Monetary Metals Supply and Demand Update

This is a brief follow up on the Supply and Demand Report of 30 November. In that report, we observed an extraordinary development in the gold market. We made several predictions, which came true almost immediately. We don’t always expect this to happen, but today we think it’s worth looking at what we said and what happened.

Regarding the gold-to silver ratio, we said this:

“[W]e will stick with our call for likely further upside in the ratio. We could see 80 or higher.”

On Sunday (Arizona time) when the market opened, the ratio briefly spiked to 80.94. (The ratio is a simple calculation. It is the price of gold divided by the price of silver. A higher ratio means gold is outperforming silver.)

Regarding the incredible backwardation in four contracts (Dec, Feb, Apr, and Jun), we said this:

“We suspect that this time, it’s a matter of price. We believe that when the price rises enough, this backwardation will subside.”

The price of gold closed at $1,167 on Friday.
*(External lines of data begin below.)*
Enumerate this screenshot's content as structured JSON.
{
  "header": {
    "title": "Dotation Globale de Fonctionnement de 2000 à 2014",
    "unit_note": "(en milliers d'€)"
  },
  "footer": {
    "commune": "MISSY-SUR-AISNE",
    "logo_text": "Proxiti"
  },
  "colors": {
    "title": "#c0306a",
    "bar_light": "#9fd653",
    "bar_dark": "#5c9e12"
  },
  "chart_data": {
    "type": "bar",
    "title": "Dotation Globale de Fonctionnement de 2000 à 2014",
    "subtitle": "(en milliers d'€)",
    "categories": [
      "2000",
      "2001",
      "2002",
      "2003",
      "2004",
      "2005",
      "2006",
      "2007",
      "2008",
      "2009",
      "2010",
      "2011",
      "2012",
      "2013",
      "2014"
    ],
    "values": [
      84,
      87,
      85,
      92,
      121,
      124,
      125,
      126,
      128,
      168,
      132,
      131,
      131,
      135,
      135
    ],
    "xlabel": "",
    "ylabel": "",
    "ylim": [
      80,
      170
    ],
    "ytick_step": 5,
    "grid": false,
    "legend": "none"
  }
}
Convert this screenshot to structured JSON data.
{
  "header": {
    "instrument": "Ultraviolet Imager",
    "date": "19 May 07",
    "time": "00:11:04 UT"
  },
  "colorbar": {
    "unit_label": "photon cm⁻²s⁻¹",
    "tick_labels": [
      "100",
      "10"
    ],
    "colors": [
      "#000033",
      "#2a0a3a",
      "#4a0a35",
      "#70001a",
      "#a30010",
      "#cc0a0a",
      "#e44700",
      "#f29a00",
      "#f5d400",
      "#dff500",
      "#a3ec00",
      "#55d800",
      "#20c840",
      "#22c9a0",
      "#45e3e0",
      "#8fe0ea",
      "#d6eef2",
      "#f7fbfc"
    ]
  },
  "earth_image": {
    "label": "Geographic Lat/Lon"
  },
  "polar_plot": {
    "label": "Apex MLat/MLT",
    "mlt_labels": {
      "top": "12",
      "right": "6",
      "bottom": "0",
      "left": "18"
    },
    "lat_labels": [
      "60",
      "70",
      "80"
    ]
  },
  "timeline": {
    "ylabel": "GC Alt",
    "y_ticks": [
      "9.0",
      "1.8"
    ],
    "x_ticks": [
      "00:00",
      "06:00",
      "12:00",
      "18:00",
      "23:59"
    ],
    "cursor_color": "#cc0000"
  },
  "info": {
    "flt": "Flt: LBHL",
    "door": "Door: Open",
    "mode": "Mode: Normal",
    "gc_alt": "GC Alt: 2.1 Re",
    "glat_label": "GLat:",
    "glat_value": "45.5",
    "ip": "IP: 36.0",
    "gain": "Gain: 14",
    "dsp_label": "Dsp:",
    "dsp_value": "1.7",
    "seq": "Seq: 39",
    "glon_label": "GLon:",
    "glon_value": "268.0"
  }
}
As I write this on Tuesday morning, it is $1,200. This is a gain of $33. The backwardation in the Feb contract has dropped by more than two thirds. It is gone entirely, in the Apr and Jun contracts.

[Don't Miss: Technician: Gold May Take Several Quarters, If Not Years, To Recover]

Regarding the spikes in the cobases last week, we said this:

“Thursday was Thanksgiving, a major holiday in the US and Friday was a shortened trading day and probably had poor liquidity. So we might be somewhat inclined to take this development with a grain of salt. Only somewhat.”

In hindsight, the poor liquidity of a shortened holiday week was almost certainly a factor, in three contracts going into backwardation so suddenly. A price change of $33 isn’t all that big, and it’s hard to attribute the change in the cobases this week just to price action.

Regarding the price of gold, we said this:

“This might be a good time to go naked long gold, especially if you like to jump on the leading edge.”

The price of gold went up to $1212 by close on Monday. Assuming you did not use leverage, you made 3.9%. Or more, if you bought futures on margin.

Regarding the collapse in open interest in gold futures, we said:

“…[it] looks like it may be a major capitulation in the gold market. This doesn’t mean that there couldn’t be a bit more selling, especially when the market wakes up to the news from Switzerland.”

There was a selling frenzy on Sunday evening. The price of gold was down to $1,142 at one point.

We said the price could drop due to the “bad” Swiss news and it could go up to cure the backwardation in three contracts. Both price moves happened and the backwardation was almost entirely cured also.

Our outlook hasn’t really changed. We still expect the price of gold to move higher, and the price of silver to remain soft, if not fall a bit.